The reason is that (so at least it seems to me) social activities (which are the things people bother with microcovid-budgets for) typically bring positive utility in two different ways. First, the fun of doing whatever thing it is: the pleasure of eating well-prepared food, the enjoyment of walking somewhere with nice scenery, the appreciation of the music at a concert, etc. Second, the extra gain of doing it with someone else. And, while some people get more out of being with other people than others do, I’m pretty sure that gain doesn’t scale up linearly with the time you spend with those other people. Not even if you’re doing a variety of different things with them. And when the Plague is bad, I think that (at least for the sort of person who is likely to be drawing up microcovid-budgets in the first place) there isn’t enough of the first kind of utility to justify the risk: that is, the expectation in the OP here is consistently negative. But there is, at least sometimes, enough of the second, because for most people going completely without human contact is terrible. But that one has diminishing returns.
Those diminishing returns surely don’t look at all the way they would need to for a risk budget to be exactly The Right Thing. (That would mean something like marginal utility = constant when t<T, and zero when t>T.) But they might have the property I claimed financial budgets sometimes have: that the utility difference between having a budget and doing all the utility calculations right is small. Do they?

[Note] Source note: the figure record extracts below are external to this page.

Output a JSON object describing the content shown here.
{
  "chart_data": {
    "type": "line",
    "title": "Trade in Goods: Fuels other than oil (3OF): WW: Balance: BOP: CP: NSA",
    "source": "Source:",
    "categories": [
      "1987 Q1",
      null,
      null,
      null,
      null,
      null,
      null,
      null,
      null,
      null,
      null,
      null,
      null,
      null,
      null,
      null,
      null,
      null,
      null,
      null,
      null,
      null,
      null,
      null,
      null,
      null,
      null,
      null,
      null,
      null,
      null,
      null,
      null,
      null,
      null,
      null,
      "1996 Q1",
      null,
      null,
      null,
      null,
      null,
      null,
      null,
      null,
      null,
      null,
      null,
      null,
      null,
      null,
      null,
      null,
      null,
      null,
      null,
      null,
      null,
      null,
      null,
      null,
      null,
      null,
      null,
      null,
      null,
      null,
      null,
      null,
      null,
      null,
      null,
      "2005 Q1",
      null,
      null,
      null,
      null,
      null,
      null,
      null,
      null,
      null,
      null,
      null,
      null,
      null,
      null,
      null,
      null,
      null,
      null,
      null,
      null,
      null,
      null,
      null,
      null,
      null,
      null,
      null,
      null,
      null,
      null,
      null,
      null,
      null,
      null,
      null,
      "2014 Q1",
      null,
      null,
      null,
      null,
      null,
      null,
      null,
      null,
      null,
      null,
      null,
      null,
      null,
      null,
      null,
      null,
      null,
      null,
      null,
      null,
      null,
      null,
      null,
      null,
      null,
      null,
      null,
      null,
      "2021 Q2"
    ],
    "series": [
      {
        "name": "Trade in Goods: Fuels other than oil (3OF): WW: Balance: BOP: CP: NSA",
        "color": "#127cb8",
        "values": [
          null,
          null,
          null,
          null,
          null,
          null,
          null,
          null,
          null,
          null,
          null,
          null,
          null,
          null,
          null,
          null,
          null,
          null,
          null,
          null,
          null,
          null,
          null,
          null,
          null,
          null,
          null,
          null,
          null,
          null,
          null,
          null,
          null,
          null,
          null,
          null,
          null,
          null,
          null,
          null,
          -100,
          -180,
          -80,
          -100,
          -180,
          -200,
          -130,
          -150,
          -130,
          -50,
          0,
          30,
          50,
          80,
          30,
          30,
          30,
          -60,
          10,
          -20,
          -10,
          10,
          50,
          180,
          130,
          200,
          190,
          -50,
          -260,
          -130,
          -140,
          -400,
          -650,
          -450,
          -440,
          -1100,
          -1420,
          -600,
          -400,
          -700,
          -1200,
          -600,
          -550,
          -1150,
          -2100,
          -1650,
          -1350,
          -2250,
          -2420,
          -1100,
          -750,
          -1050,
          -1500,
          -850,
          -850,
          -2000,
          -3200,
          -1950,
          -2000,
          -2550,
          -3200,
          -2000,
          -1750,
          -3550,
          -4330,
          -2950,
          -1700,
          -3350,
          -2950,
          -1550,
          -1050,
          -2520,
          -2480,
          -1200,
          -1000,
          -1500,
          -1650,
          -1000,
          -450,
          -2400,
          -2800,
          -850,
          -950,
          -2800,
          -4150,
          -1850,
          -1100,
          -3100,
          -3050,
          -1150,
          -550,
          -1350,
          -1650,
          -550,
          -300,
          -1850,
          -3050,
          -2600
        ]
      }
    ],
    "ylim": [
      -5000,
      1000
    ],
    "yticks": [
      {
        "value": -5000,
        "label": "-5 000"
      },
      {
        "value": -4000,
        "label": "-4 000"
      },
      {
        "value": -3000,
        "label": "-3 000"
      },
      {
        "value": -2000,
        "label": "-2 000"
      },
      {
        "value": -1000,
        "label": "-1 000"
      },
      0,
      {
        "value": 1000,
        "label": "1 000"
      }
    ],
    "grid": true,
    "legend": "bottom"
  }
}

I think they plausibly do if three things hold. (1) That for the activities being considered, the utility gain that matters is the one that comes from doing them with someone else—that the utility from the thing-in-itself is much less. (2) That, on the margin, this utility gain is roughly proportional to the risk, at least conditional on the way you will actually behave. (3) That the actual risk budget figure you choose is somewhere near to optimal, given that you’re risk-budgeting.
If those three things are true, then 1 and 2 mean that total utility is roughly some function of total risk; if that were exactly true then optimal behaviour would be continuing to socialize until reaching some risk level and then stopping, which is exactly what risk-budgeting does; if it’s roughly true then I think that means that that behaviour (with the correct threshold) isn’t too far from optimal; and then 3 means that you’re near to the correct threshold.
I think 1 is plausible. (Because for many people the gain from having some social activity is very large, and microcovid-budgeters are generally being cautious enough that they have rather little social activity.)
I think 2 is plausible. (Because if you’re microcovid-budgeting you will be picking your activities and how you do them so as to maximize social-utility-per-unit-risk, which means that most of the things you do will have about the same social-utility-per-unit-risk. Also, for obvious reasons there is a correlation between the two—e.g., the more people you’re with, the higher the risk but also the more social interaction you get.)
I think 3 is plausible, but this is the place where I think things are most likely to go wrong. (Not least because I don’t have any argument for its plausibility that I really trust. But I think I think that while people are terrible at judging risk, it’s mostly the actual risk estimation that’s bad rather than the ability to make reasonable judgements of what utility gains are worth what risks.)
On further reflection I agree that diminishing return are pretty important. One consequence of them is that there is effectively a cap P on the total positive utility in a given time T. That turns into a risk cap of P/C per time period T.